Putting the puppy in the bathroom would have been a good idea. He helped by keeping it out of your way. You were the one who broke the dish so why shouldn't you clean it up?

"I hate that he doesn't think about my needs all the time"
So you can honestly say that you think about his needs all the time?

I don't think this is an issue of "being too hard on him" but you sound from this post as though you are pretty selfish, and I think the epitome of selfishness is expecting someone to read your mind (you could have asked him to help you with the groceries). My boyfriend and I live together and he literally doesn't notice when I'm doing work (men can only focus on one thing at a time), but if I ask him he will help me. This is just how men are. They do not jump up to bring in groceries if they don't notice it.

He sounds like he has some work to do, but you might want to take a look at your own communication skills and also consider that you may have really high expectations of him.

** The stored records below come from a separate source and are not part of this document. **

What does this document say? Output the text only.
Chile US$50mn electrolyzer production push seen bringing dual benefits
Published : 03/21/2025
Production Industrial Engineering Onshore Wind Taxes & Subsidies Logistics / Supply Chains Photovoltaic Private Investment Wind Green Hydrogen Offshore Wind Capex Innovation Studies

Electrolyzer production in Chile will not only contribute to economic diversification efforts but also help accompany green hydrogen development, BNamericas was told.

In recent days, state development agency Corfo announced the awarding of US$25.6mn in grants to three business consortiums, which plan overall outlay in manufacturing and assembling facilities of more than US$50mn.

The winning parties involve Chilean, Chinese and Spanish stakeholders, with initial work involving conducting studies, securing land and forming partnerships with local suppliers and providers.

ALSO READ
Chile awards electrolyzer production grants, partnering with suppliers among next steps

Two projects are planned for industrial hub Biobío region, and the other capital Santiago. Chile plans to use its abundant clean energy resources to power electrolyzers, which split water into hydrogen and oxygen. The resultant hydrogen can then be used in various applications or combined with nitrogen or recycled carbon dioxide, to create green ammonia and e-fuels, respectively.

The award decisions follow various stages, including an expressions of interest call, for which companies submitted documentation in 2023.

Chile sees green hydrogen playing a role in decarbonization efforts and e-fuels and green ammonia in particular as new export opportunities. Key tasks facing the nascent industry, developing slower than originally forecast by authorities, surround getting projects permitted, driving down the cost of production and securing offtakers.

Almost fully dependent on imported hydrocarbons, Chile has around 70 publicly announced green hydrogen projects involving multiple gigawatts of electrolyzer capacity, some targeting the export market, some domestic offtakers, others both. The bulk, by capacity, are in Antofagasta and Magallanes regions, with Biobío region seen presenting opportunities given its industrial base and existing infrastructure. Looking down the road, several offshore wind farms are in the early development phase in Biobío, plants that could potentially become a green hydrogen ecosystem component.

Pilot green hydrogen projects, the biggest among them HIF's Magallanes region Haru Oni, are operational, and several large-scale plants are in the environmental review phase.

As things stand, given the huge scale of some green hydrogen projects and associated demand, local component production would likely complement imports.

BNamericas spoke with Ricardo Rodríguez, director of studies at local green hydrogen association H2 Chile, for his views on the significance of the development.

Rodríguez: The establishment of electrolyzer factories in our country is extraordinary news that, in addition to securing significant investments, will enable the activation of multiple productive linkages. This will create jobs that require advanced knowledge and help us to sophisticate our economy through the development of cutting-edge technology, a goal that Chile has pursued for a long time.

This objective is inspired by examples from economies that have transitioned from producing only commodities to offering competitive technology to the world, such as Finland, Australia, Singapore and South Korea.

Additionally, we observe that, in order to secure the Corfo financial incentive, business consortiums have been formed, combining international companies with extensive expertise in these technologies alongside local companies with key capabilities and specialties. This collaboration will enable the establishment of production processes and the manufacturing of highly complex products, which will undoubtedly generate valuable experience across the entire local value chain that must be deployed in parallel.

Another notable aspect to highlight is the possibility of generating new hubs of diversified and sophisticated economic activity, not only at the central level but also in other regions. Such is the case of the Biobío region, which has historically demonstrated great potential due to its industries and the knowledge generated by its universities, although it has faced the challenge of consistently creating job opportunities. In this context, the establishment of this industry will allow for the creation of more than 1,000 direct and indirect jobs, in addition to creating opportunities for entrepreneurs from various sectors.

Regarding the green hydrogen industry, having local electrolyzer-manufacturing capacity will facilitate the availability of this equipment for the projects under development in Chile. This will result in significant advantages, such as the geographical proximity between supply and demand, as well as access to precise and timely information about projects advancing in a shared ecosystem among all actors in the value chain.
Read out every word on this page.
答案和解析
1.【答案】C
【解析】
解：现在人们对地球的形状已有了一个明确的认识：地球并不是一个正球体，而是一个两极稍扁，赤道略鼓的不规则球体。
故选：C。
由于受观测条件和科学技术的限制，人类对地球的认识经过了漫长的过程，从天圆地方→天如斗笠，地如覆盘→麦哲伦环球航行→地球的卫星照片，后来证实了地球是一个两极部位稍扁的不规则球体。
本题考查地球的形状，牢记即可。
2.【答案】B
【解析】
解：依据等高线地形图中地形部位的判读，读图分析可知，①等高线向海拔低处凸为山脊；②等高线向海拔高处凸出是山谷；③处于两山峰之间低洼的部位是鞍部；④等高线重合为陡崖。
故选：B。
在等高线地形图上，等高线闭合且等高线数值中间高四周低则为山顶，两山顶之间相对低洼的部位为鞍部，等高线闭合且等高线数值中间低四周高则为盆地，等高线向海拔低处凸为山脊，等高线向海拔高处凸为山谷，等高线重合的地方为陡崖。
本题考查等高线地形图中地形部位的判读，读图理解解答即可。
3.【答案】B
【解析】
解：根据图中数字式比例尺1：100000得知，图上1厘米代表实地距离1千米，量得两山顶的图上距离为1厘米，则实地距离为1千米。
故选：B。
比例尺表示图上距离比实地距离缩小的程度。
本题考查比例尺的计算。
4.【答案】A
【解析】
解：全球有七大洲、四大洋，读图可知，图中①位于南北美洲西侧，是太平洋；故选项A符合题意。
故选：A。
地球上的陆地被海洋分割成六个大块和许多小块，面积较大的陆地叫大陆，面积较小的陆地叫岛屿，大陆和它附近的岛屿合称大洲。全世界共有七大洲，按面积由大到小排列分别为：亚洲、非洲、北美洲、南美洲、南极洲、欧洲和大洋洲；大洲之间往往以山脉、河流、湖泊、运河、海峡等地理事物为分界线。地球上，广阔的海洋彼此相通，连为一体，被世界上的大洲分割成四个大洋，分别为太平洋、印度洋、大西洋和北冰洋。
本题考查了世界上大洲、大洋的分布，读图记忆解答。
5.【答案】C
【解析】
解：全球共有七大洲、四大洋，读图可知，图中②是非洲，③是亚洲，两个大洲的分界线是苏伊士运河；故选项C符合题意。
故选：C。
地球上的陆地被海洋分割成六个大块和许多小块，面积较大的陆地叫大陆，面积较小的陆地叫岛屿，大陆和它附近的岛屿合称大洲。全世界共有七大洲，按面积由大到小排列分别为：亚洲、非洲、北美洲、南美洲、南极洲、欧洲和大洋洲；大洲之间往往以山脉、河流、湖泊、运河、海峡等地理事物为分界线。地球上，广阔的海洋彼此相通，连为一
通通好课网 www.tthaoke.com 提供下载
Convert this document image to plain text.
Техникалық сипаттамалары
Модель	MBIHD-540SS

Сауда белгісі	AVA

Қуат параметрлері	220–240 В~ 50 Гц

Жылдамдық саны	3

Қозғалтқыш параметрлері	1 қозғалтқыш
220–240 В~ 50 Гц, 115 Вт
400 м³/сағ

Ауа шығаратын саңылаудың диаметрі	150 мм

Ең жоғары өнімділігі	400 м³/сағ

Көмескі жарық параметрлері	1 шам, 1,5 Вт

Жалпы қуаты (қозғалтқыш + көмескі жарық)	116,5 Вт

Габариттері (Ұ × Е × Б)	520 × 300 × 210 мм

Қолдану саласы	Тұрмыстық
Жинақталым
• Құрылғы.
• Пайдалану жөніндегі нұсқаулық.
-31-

I don't think a couple that needs therapy, communication workshops, etc. in order to stay together was ever going to make it at all. You might want to think about a relationship with someone who is more "complete" and functional if you're not happy with him. Healing from a dysfunctional childhood takes a very long time, and if he has to take anger management classes I would be a bit worried...

iVillage Member
Registered: 09-06-2010
Fri, 09-24-2010 - 2:24am

I don't see anything in your post that suggests he needs to go to a workshop. Do you stop what you're doing whenever he drops something or when he does chores at his house? What you're saying is obvious isn't, to me.